When using a Flex Schedule, the daily ET will drive the watering interval on a zone by zone basis. As such, whether it’s warmer or colder, the CE is used to calculate the watering duration, not the interval. While a standardized CE might not decrease the watering duration in some months, the interval will be accurate to the actual weather you’re experiencing. Compared to traditional timers and most other ET controllers that use only historical ET data for all scheduling perimeters, I still believe a Flex Daily schedule will be 80%+ more accurate for 20% the time time and cost.

Looking ahead, I’d love to hear your thoughts on how CE inputs and dynamic changes could be improved. We have a number of ideas we’re brainstorming internally, but maybe you’ve thought of a few solutions that you’d like to share with us?

Best, Emil


#8

Thanks Emil.

Do you have a ‘white paper’ on how the daily ‘after the fact’ Crop Evapotranspiration numbers (CE) are calculated?

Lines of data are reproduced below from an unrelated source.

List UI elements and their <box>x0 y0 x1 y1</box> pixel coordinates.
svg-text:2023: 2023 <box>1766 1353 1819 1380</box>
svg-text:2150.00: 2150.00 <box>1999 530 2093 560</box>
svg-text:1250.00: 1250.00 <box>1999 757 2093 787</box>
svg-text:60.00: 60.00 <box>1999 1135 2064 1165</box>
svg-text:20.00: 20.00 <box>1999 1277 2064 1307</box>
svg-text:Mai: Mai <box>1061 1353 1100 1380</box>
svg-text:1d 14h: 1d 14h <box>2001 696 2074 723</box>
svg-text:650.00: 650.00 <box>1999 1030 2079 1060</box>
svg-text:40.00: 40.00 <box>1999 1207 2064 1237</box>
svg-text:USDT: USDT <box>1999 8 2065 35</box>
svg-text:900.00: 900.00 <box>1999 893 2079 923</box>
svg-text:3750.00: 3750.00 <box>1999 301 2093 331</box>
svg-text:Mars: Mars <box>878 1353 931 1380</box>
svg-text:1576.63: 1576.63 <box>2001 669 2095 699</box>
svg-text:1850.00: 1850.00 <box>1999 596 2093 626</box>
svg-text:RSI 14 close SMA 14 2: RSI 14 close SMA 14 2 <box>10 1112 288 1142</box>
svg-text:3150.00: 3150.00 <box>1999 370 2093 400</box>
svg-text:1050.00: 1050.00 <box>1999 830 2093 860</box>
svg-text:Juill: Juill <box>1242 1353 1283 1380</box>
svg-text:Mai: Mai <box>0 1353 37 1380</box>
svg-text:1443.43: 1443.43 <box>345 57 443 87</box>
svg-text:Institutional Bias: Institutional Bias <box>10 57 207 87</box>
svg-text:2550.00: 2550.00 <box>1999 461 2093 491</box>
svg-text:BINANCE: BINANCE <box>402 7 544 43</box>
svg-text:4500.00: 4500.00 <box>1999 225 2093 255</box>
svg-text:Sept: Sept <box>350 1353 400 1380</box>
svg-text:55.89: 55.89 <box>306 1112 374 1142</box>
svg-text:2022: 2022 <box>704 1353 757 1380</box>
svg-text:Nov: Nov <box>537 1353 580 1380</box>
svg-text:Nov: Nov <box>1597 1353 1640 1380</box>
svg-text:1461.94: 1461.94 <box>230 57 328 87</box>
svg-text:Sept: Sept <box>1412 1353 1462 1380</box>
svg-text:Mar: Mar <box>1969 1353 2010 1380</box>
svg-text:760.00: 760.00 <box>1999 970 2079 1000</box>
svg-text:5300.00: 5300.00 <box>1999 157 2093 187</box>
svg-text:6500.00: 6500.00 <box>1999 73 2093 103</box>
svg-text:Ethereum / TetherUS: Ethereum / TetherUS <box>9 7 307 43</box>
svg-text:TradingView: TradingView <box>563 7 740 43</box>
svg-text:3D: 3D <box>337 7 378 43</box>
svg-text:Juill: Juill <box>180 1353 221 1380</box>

I think what I’m hearing, first from McKynzee, and now you, is that for identical cloud conditions (and maybe wind conditions), for say a day in July versus a day in Jan., the ‘after the fact’ CE number will be identical (no variation as a function of temperature or time of year (growing versus non-growing season)).

My conclusion is simply that the Rachio product is not as aggressive toward limiting water as I thought it was. And that making change to the CE number in spite of identical cloud cover days in Summer versus Winter, and in 95 degree F versus 40 degree temperature, is opportunity for enhancement.

And thus the Rachio product is basically a ‘follow the rain’ product with a fancy front end that results in per-zone duration values that we all used to simply set via guessing at ‘number of minutes to run’ on our old controllers.

I used to use a Rain Dial RD1200-R controller coupled to an Irritrol Climate Logic unit. This system was more crude in many respects compared to replacing it with Rachio product, using an onsite measurement unit for ambient temperature, rain and cloudiness detection (solar insolation sensor) versus now being connected to a nearby weather station. The Climate Logic unit included a flash card of seasonal weather change patterns for all over the U.S., and by specifying your ZIP, you got benefit of reduced watering in the wintertime and with cold temperature.

Rain Dial’s accomplishing with hardware what Rachio product wants to accomplish with s/w (keeping track of the soil’s current moisture balance to determine when to irrigate, and on a zone by zone basis). It’s increasingly clear now that the Rachio product isn’t (yet) where competing, h/w based products have been.

I look forward to seeing what Rachio’s continued product development brings to the table.